Checkpointer messages

Consider more details regarding the checkpointer messages we enumerated above.

WalkDownwards

This message has the parameters below.

  • The number and change count of the in-memory page to be visited.
  • Low key ("lokey"). The lokey is from the parent page downlink, or it is the parent page lokey if the downlink is the first on the page.

The checkpointer has to process the referenced page. After the page is processed, the WalkUpwards message must be returned. If the referenced page is non-leaf, more messages will be issued during its processing, but finally, there must be WalkUpwards of the referenced page.
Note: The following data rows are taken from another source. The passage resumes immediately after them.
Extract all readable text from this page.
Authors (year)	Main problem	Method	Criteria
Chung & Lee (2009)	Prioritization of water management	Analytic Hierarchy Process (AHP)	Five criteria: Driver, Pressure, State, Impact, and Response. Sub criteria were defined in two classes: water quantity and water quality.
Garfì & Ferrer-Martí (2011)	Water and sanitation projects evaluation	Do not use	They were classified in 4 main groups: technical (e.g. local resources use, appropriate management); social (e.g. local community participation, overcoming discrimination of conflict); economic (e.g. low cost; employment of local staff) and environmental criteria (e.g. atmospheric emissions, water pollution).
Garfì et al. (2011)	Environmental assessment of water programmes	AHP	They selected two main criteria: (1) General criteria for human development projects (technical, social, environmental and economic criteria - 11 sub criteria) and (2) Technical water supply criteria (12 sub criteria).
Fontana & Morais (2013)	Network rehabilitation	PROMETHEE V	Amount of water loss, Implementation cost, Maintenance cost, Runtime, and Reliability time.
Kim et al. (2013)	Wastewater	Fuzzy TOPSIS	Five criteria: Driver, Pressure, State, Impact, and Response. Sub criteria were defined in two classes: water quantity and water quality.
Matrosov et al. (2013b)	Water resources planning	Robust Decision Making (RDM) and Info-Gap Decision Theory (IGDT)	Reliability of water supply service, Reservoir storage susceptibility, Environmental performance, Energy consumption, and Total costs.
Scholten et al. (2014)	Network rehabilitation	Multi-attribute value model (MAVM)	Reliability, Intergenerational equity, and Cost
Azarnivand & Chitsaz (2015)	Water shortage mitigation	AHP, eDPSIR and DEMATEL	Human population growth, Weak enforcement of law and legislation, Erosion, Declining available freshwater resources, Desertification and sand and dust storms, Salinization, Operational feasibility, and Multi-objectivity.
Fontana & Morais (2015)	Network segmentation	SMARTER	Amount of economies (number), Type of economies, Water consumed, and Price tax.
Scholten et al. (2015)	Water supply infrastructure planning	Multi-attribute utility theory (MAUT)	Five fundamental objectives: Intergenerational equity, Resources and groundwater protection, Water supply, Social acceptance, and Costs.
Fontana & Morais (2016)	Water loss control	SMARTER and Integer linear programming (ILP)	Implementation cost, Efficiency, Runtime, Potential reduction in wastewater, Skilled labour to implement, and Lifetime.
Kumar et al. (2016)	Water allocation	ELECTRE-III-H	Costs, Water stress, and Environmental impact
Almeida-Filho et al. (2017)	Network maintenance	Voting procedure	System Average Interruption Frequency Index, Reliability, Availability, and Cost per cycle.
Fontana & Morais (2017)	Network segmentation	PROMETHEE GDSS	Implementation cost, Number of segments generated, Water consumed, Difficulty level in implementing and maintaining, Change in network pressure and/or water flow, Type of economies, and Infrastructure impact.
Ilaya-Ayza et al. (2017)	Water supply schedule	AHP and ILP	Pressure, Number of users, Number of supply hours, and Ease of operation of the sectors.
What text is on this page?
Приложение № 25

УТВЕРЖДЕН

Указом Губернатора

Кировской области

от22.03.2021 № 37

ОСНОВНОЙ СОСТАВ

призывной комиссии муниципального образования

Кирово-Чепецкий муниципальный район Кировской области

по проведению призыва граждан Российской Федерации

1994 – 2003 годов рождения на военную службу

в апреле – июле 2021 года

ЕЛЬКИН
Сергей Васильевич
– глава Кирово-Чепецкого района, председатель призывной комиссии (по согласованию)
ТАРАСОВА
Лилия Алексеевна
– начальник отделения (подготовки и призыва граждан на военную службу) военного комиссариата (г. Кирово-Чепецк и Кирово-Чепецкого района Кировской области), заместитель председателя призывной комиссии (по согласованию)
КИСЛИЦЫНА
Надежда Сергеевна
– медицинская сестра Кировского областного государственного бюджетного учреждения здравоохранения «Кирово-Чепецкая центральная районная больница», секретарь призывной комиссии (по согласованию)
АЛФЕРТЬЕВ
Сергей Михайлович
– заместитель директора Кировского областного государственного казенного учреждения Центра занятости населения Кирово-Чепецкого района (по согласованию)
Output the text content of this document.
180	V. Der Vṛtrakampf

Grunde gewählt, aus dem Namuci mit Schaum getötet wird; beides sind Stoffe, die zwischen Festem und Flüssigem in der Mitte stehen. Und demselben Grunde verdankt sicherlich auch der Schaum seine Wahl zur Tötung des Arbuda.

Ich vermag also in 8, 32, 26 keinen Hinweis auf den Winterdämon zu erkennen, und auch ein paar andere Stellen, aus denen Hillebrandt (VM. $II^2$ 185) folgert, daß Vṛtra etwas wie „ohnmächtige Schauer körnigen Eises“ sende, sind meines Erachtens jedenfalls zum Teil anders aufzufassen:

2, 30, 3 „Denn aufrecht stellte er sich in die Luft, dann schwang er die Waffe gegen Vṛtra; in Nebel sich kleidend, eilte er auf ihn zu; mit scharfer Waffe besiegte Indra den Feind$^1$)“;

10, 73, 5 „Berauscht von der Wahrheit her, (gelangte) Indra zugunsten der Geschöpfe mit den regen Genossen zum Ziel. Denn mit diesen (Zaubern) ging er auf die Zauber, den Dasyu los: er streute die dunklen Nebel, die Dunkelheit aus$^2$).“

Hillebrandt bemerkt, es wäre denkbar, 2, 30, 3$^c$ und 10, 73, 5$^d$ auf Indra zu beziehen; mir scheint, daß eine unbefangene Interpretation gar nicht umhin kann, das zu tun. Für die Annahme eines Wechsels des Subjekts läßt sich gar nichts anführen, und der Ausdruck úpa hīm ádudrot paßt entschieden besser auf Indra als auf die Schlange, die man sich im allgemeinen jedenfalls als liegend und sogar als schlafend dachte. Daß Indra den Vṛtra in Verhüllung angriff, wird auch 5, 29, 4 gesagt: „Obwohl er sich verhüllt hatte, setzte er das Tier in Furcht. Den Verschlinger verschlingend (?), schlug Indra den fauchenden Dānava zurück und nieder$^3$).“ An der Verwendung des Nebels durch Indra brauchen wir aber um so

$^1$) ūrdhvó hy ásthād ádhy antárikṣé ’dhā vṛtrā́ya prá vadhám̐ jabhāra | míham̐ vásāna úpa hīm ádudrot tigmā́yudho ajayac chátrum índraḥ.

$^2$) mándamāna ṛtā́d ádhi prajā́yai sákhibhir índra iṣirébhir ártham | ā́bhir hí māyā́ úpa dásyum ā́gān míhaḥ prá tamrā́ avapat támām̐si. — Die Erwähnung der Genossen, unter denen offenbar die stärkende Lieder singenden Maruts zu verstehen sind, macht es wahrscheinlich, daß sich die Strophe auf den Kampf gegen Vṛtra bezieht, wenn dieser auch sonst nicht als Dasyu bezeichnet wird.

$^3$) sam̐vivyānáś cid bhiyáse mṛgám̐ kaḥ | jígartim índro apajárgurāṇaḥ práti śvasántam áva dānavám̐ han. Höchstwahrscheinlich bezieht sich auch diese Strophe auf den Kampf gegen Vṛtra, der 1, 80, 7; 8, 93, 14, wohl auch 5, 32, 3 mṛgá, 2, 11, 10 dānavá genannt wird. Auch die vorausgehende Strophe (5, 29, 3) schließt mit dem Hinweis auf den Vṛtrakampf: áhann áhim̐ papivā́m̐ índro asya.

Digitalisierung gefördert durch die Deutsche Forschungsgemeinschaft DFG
There might be a failure due to concurrent operations: the in-memory page might have a different change count. In this case, the corresponding WalkUpwards should return the invalid downlink. Also, in a failure case, WalkUpwards message should go just after WalkDownwards: once we start processing the non-leaf page, we must finish it.

WalkUpwards

This message has the parameters below.

  • On-disk downlink. This link might be invalid, as described above.
  • Next key. That is actually a hikey of the page written. It might not match the subsequent downlink of the parent page due to concurrent splits and merges. On mismatch, the parent page must be marked "autonomous".
  • Flag indicating that parent page must be marked as "dirty". This flag is set when the page has been written to the new place after the previous checkpoint. This flag is not set if the page and its children will not be modified then. The parent must be marked as "dirty" to be written and reflect the new on-disk downlink.
  • The flag indicates that we must save the existing next downlink on the parent page. That happens to the autonomous page when the current reconstructed image is finished: we have the page written and need to insert a new downlink to the parent, but we still need to visit the same next downlink.

This message indicates that the child page has been processed, and the parent needs to add the downlink. If there is no parent, we have processed the root and now have a pointer to the new root on-disk location.

WalkContinue

This message has no parameters. It just indicates that checkpointer must continue processing the same page with the same next downlink. That happens when the checkpointer has to wait for the concurrent operation. Such as meeting IO in-process downlink and having to release the log and wait till the IO is finished.